One movie we had on our list was Cooking with Stella, so when it was traded in at the store recently I pounced on it to bring home and watch that evening. Unfortunately it was rather disappointing, but there are always worse ways we could have wiled away a couple of hours. I returned the DVD to the store the following day, and brought up Amazon on the store computer to ascertain a price we should sell it at. We tend to use Amazon as a guide as it is usually the cheapest online source for most titles, then we price our stuff at around 60% of the cheapest available new copies.

Not changing the catch-all category of 'All,' I typed "cooking with" into the Amazon search box and a whole load of options appeared in the resultant drop-down. However, the search result appearing at the very top made my jaw drop in amazement, shock, and not a little disgust. So, taken from the very page that, ahem, came up when I typed in my search, here is screenshot proof of my findings:


It is a small image, but you should be able to make out "cooking with semen." Yes, that is correct: semen. Not cooking with wine, vegetables, chicken, confidence, or any other of the hundreds of possible options, but semen.

Now, you know how search engines work, right? Without getting too technical - which I happily could as I know all about search engine algorithms and whatnot - it goes without saying search results are ranked by popularity. That much should be obvious, eh? For example, when typing merely 'f' into Google, 'Facebook' appears straight away, as you would expect. So, this means that the highest number of searches on Amazon for "cooking with" was "cooking with semen." To this fact, I have no idea what to say. It is just extraordinary. All I can conclude from this information is that either someone has somehow manipulated the results, which seems highly unlikely and, even for giggles, kind of pointless, or else it is a truly sick, sick world, people.
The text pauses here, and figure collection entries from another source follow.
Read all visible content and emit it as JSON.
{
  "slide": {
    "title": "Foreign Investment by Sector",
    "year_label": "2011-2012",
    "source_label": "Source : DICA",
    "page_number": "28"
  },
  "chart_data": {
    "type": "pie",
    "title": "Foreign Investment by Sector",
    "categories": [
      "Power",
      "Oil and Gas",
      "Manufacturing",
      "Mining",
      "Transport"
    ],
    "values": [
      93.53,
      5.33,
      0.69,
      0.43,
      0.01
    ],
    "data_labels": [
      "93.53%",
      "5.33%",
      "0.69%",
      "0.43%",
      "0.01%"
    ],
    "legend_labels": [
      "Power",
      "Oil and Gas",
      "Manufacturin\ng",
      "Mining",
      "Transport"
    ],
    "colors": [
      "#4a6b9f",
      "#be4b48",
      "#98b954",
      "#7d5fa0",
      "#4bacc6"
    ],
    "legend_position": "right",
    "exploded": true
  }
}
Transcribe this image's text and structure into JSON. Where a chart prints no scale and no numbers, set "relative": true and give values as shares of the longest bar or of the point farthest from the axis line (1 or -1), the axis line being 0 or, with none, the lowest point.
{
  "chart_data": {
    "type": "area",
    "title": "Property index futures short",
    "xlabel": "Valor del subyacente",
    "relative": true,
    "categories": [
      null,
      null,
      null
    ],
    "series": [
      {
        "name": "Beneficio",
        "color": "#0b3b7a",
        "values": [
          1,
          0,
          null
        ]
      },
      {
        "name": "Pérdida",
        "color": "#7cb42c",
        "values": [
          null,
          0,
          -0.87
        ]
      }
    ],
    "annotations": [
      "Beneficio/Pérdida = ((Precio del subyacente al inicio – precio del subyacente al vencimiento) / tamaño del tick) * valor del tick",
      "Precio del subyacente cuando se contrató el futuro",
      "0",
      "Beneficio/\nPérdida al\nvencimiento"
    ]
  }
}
Once I had recovered from my shock, however, curiosity took over and I decided to follow the "cooking with semen" link. What I found was as, if not more, amazing than the result itself. I found a book entitled Natural Harvest: A Collection of Semen-Based Recipes, for which I strongly urge you to read the book description and, especially, customer reviews. Trust me, you'll bust a gut. And possibly vomit, depending on how broadminded you may be. Then, how could I forget, there is also the epic tome, Semenology: The Semen Bartender's Handbook. Again, you really, really should read the reviews.

So, a whole new world opened up for me as a result of innocently borrowing that crap DVD - a world of cum cooking and baby batter beverage creation, should I wish to explore it further. And I thought I was a man of the world, but it seems not. Wow, what odd creatures we humans are...

As I search today I see that "cooking with semen" has slipped down to # 5 in the search rankings. Poor show, semen! Amusingly, though, "cooking with booze" and, what the hell, "cooking with coolio" have entered the top 10! Hurrah! There is still no sign of wine, vegetables, chicken or confidence, but proudly shitt... er, sitting at the top of the pile today, however, is "cooking with pooh." I hope to hell that's the real book that now dominates the searches on Amazon, and not a spelling mistake. Not that, all things considered, I would too surprised if it was!